Kurucu partinin üzerindeki terör gölgesi
Terörün makyajlı dilinden türeyen bir kavram, “kent uzlaşısı” tabiri, Cumhuriyet Halk Partisi’yle DEM’in omuz omuza yaptıkları yerel seçim ittifakının adıydı. Siyasi ve ahlaki sınırların ötesine geçen bu ittifak geçtiğimiz günlerde Esenyurt'ta terörle mücadele operasyonuna takıldı.

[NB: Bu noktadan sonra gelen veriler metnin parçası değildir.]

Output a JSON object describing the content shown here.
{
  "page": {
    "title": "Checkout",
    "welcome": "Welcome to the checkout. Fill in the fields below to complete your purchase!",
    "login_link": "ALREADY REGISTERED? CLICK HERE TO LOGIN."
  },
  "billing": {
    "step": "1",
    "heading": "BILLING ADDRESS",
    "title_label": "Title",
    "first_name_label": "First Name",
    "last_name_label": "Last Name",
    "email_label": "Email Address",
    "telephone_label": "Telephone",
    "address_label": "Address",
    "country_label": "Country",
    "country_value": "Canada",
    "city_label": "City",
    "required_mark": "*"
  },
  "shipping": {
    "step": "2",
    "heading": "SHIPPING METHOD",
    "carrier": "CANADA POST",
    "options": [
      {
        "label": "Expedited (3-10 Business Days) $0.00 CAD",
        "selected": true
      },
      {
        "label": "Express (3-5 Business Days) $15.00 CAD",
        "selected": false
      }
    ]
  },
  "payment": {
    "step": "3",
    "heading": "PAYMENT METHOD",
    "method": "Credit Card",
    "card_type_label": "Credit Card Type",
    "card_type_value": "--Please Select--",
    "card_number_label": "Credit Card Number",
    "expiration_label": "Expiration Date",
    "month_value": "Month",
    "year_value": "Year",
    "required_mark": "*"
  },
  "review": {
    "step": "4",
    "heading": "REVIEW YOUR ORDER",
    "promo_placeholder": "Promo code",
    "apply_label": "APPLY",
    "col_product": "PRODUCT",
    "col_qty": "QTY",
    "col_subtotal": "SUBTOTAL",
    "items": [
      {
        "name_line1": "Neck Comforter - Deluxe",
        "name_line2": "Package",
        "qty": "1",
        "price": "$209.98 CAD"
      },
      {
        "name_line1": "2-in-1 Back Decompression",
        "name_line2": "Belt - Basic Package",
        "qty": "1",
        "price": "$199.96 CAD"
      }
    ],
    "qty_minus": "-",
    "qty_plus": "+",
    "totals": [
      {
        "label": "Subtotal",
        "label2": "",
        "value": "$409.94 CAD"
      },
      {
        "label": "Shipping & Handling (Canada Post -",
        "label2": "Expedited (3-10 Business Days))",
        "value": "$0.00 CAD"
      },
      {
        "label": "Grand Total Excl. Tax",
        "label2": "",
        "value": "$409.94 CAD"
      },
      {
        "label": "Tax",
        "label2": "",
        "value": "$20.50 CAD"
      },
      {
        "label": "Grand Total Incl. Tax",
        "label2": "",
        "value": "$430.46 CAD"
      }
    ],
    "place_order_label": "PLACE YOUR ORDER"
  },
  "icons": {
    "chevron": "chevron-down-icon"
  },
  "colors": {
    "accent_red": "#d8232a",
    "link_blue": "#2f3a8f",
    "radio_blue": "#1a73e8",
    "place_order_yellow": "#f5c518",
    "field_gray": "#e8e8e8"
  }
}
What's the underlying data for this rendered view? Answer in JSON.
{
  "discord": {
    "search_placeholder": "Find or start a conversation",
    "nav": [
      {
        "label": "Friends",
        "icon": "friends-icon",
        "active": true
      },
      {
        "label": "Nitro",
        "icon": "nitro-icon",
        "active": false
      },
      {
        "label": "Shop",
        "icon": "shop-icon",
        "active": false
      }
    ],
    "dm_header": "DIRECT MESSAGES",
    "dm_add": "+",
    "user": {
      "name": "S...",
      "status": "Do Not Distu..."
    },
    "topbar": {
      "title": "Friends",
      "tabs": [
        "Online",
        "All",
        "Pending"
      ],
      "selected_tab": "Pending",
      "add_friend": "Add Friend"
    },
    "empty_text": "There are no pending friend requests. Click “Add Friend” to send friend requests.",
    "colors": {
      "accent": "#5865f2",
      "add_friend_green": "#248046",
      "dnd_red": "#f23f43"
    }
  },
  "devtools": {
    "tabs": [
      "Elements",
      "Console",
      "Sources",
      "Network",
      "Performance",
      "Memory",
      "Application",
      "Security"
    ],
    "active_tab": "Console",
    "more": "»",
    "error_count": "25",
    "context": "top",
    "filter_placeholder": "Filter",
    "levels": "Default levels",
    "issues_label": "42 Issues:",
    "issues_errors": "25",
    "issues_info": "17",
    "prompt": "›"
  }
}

31 Mart seçimlerinde Esenyurt’ta kendi adayını çıkarma kararı alan CHP, kendi adayından vazgeçip DEM Parti’nin desteklediği Ahmet Özer’i belediye başkanlığına aday göstermişti.
PKK’nın kirli ideolojisine akademik bir çalışma azmiyle katılım sağlayan Ahmet Özer’in, PKK'nın kırmızı bültenle aranan yöneticisi Remzi Kartal ile yaptığı görüşmeler ve terör örgütüne mensubiyetleri nedeniyle adli işlem kaydı bulunan 694 farklı kişiyle görüşmesi tespit edilince Esenyurt Belediyesi’ne kayyum ataması gerçekleşti.
CHP, kendisine miras bırakılan tarihsel kimliğin o kadar zıttı bir noktada ki Türkiye Cumhuriyeti Devleti’ni kuran bu partiye, şimdi terörle mücadele operasyonu düzenlendi. CHP yönetimi, bu utanç verici durum karşısında öz eleştiri yapmak ve “Devleti kuran parti olarak nasıl olur da terörle mücadele edilen bir yapı haline geldik” demek yerine, terör bağlantılı isimlere destek vermek için tası tarağı toplayıp yollara düştü.
CHP gibi tarihsel derinliği bulunan bir partinin terör ve siyaset ikilemine karşı kesin bir duruş sergilemesi beklenir, fakat terörün siyasi uzantısı bir parti CHP’yi kendisine benzetti ve körle yatan şaşı kalkar misali CHP’nin Türkiye'nin birlik ve bütünlüğüne şaşı gözlerle bakmasına neden oldu.
Öte yandan, CHP’deki menfaat ilişkileri ve çıkar hesapları öyle bir seviyeye geldi ki, Esenyurt olayı parti içindeki bir bilek güreşine döndü. Devrik Genel Başkan Kemal Kılıçdaroğlu, Esenyurt Belediyesi’ne kayyum atanması sonrası sine-i millete dönülmesi gerektiğini savunarak, koltuğunu devrettiği Özgür Özel’in modifiye muhalefet stratejisine doğrudan bir saldırıda bulunarak iktidarla müzakere değil mücadele edilmesi gerektiğini söyledi.
İstanbul Büyükşehir Belediye Başkanı Ekrem İmamoğlu, DEM Parti’nin desteğini kaybetmemek ve CHP ile DEM arasında yapılacak bir “Cumhurbaşkanlığı uzlaşısı”nın adayı olabilmek için Esenyurt’a çıkarma yaparak yine alışık olduğumuz siyasi şovlarından birisini sergiledi.
1 sene önce DEM Partinin mecliste yer alması gerektiğini savunan, terör örgütü liderinden “Apo Bey” diye bahseden Mansur Yavaş ise Esenyurt’ta görünmeme kararı alarak sanki siyasi yoldaşlarından farklı bir zihniyete sahipmiş imajı çizerek yamalı bir milliyetçiliğin semeresini toplamaya çalıştı.
Esenyurt’ta başlayan bu “temizlik” süreci, belediyelerdeki PKK ve KCK bağlantılı kadroların takibini derinleştirdi ve dün itibariyle Mardin, Batman ve Halfeti gibi yerlere de benzer operasyonlar düzenlendi. Bu durum CHP'nin ibretlik halinin katmerleneceğinin göstergesi. CHP ve DEM’in kent uzlaşısıyla başlayıp matem uzlaşısına evrilen ilişkileri terörle mücadele kesintisiz devam ettikçe daha da derinlere kök salacak gibi duruyor. Olan ise, CHP’nin tarihsel kimliğine ve kurucu değerlerine oluyor. Kimin umurunda?